B. Ingram and Ingram PLLC's Motion to Implead Jones Under Rule 14(a), a defendant, as a third-party plaintiff, may bring suit against another party for all or part of the plaintiff's claim against the third-party plaintiff." Fed. R. Civ. P. 14(a). If the third-party plaintiff files the third-party complaint more than 14 days after serving the original answer, leave of court must be obtained. Id. The decision whether to grant leave is committed to the sound discretion of the Court. DTM Research, LLC v. AT&T Corp., 179 F.R.D. 161, 162 (D. Md. 1998). In exercising this discretion, the Court balances the interest in promoting efficiency by trying related claims together against the danger of delay or complication in the underlying case. See id.

Ingram and Ingram PLLC's answers were served on DPLH on September 29, 2009. Paper Nos. 8, 9. Their motion to implead was filed on November 16, 2009. Paper No. 20. Thus, they require leave of Court to implead Jones.

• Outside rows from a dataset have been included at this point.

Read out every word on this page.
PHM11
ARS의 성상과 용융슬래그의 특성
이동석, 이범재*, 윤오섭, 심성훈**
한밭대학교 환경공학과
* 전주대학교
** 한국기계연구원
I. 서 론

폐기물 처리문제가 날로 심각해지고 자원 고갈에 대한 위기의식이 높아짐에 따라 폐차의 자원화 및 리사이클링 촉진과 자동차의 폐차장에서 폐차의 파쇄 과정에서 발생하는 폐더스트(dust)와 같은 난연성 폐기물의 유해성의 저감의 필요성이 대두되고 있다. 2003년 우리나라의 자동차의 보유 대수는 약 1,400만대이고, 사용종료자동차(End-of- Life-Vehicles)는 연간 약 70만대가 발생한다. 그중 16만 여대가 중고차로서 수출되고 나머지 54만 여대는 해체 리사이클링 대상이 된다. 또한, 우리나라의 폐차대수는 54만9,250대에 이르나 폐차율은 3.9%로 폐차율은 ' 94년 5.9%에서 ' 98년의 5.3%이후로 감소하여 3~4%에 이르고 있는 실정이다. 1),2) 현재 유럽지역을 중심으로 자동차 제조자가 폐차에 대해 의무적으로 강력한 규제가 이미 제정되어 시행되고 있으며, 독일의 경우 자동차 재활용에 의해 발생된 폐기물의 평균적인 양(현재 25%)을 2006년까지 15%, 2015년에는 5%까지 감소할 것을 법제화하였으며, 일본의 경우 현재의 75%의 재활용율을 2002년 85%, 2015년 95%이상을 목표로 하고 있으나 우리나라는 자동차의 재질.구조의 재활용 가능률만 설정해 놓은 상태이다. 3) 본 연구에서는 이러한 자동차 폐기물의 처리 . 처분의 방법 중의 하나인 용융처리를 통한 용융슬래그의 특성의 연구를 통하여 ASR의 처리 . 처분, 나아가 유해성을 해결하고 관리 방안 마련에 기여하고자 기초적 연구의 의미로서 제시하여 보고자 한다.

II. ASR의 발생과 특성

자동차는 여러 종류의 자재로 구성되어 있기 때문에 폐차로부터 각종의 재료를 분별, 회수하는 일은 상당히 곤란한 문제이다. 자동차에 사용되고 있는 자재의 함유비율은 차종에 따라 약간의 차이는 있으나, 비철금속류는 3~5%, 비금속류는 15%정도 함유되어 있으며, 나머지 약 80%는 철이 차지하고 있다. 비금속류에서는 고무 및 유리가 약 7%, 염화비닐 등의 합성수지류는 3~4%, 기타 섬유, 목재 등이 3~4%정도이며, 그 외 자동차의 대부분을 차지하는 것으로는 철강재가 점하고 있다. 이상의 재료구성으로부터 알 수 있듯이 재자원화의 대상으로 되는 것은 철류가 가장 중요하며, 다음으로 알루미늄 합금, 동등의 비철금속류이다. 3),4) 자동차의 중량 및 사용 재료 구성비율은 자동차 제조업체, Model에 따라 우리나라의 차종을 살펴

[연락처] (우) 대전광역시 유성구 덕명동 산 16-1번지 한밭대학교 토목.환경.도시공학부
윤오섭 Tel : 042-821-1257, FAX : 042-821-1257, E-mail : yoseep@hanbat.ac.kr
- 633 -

Disposing of Ingram and Ingram PLLC's claims against Jones would promote efficiency by resolving, in one case, the liability for the loss of DPLH's deposit. Given that this decision resolves only DPLH's motion for summary judgment on liability, the case will proceed. Any additional delay that will come from impleading Jones will likely be insubstantial, and would be outweighed by the economy that would be gained. Accordingly, Ingram and Ingram PLLC's motion to implead will be granted.

III. Conclusion

For the reasons stated above, DPLH's motion for partial summary judgment will be granted in part and denied in part, and Ingram and Ingram PLLC's motion to implead will be granted.